The two communicate through a REST API over SSL-encrypted HTTP. Interactions are stateless, do not assume a permanent connection, are keyed on a simulation’s UUID, and require authentication on each request. See the REST API reference.

Component overview

SimDB architecture

  1. CLI tool: manages simulation metadata, the file manifest, and provenance, and lets the user query these locally and on remotes.

  2. Local SQLite database: stores the user’s ingested simulations before they are pushed to a remote.

  3. Simulation directory: where a simulation was run and where its files are read from when pushing.
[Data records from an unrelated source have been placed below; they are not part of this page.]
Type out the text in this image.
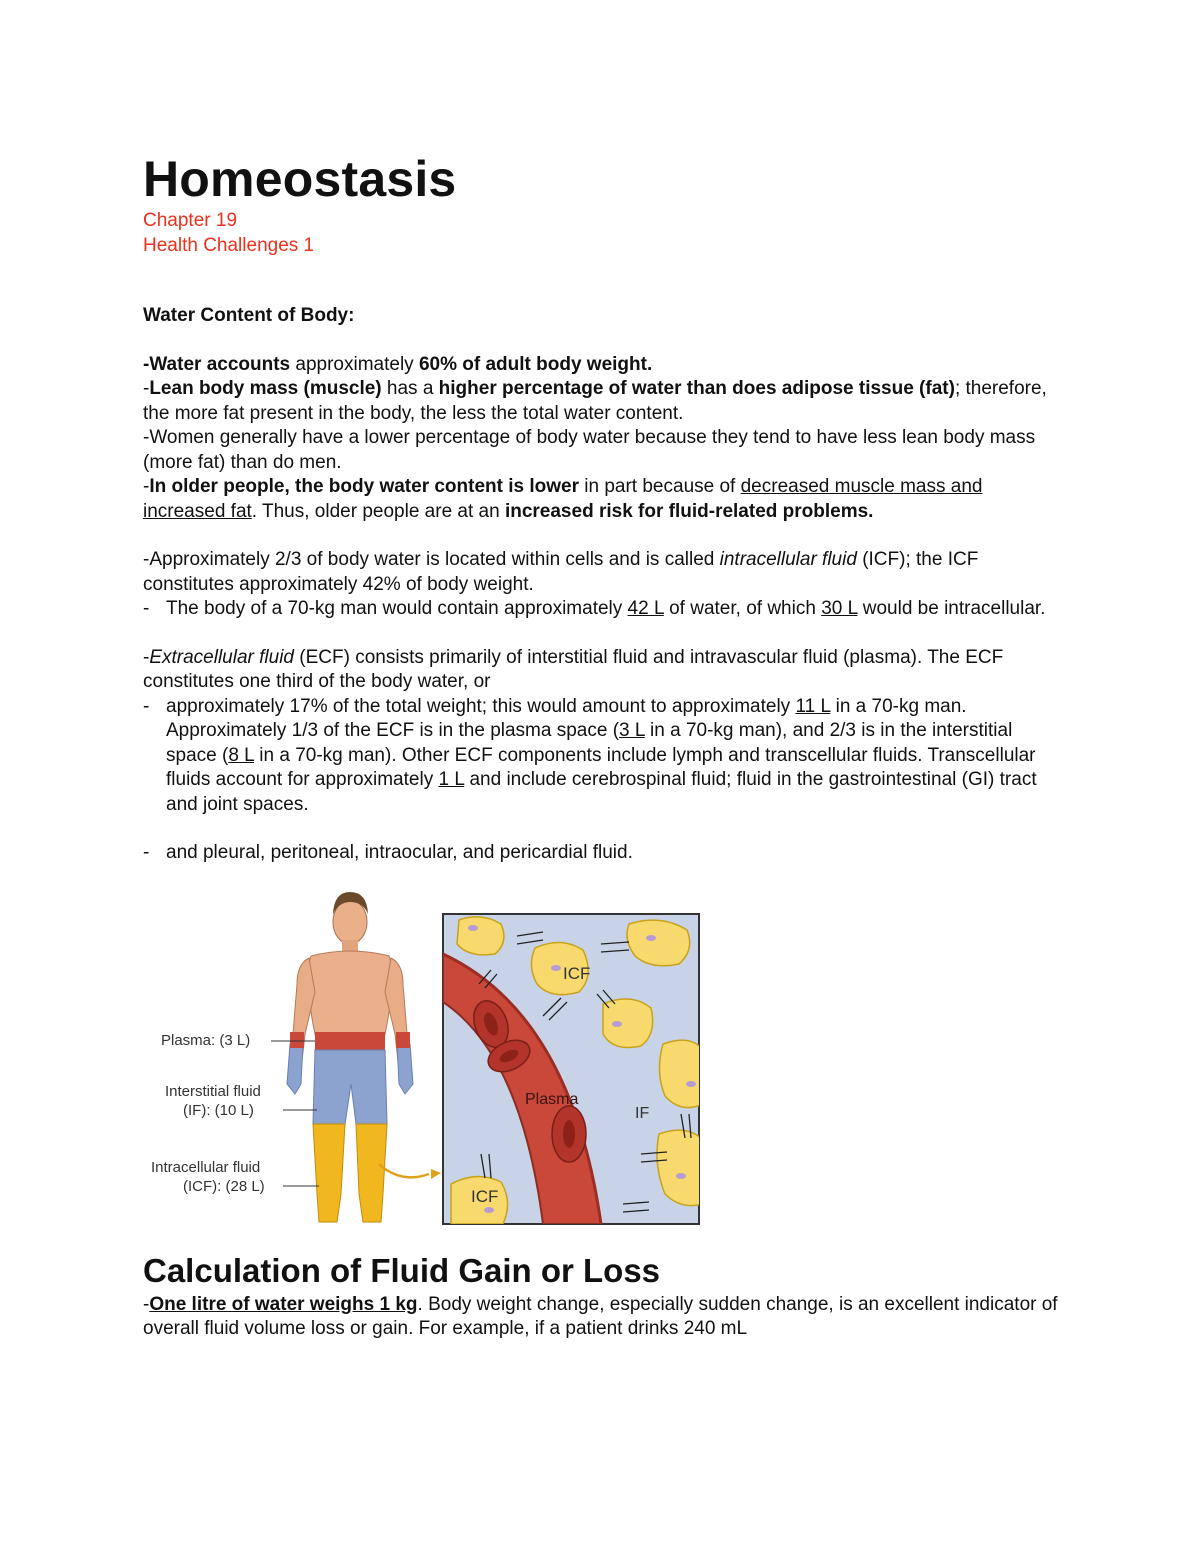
Homeostasis
Chapter 19
Health Challenges 1

Water Content of Body:

-Water accounts approximately 60% of adult body weight.

-Lean body mass (muscle) has a higher percentage of water than does adipose tissue (fat); therefore, the more fat present in the body, the less the total water content.

-Women generally have a lower percentage of body water because they tend to have less lean body mass (more fat) than do men.

-In older people, the body water content is lower in part because of decreased muscle mass and increased fat. Thus, older people are at an increased risk for fluid-related problems.

-Approximately 2/3 of body water is located within cells and is called intracellular fluid (ICF); the ICF constitutes approximately 42% of body weight.

- The body of a 70-kg man would contain approximately 42 L of water, of which 30 L would be intracellular.

-Extracellular fluid (ECF) consists primarily of interstitial fluid and intravascular fluid (plasma). The ECF constitutes one third of the body water, or

- approximately 17% of the total weight; this would amount to approximately 11 L in a 70-kg man. Approximately 1/3 of the ECF is in the plasma space (3 L in a 70-kg man), and 2/3 is in the interstitial space (8 L in a 70-kg man). Other ECF components include lymph and transcellular fluids. Transcellular fluids account for approximately 1 L and include cerebrospinal fluid; fluid in the gastrointestinal (GI) tract and joint spaces.
- and pleural, peritoneal, intraocular, and pericardial fluid.
Plasma: (3 L)
Interstitial fluid
(IF): (10 L)
Intracellular fluid
(ICF): (28 L)
ICF
Plasma
IF
ICF
Calculation of Fluid Gain or Loss

-One litre of water weighs 1 kg. Body weight change, especially sudden change, is an excellent indicator of overall fluid volume loss or gain. For example, if a patient drinks 240 mL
  4. Remote REST API: receives pushed simulations and stores them for validation and publishing.

  5. Staging directory: where pushed files are placed while awaiting validation, named by the simulation UUID, then moved to permanent storage once committed.

  6. Remote database: stores metadata, provenance, and validation status for every uploaded simulation (PostgreSQL in production, optionally SQLite).

Supported platforms

SimDB runs on Linux, macOS, and Windows.

Data flow

Ingest

The user writes a manifest and runs simdb simulation ingest. SimDB resolves each input and output URI, computes checksums, and records the simulation and its files in the local SQLite catalogue.

Push

simdb simulation push transfers the simulation to a server. The metadata is sent as a structured payload, and each referenced file is streamed over HTTP (compressed in transit). For IMAS URIs, SimDB discovers the underlying files from the backend; local IMAS URIs are rewritten to remote URIs using the server’s imas_remote_host/imas_remote_port settings so the data stays reachable. Files land in the staging directory, are checksummed, validated, and then committed to permanent storage.

Pull

simdb simulation pull is the mirror of push: it copies a simulation’s metadata from the server into the local catalogue and downloads its data files into a directory you choose.

Server stack

In production the server runs as a WSGI application (the simdb_server entry point) behind a dedicated web server such as Nginx, with Gunicorn as the WSGI server, and PostgreSQL as the database. The schema is managed with Alembic migrations. See Operating a server.

Validation

The server can validate simulations on upload: integrity checks confirm that file checksums still match, metadata is checked against a Cerberus schema, and file contents can be checked by a file validator such as the IDS validator. See Validation.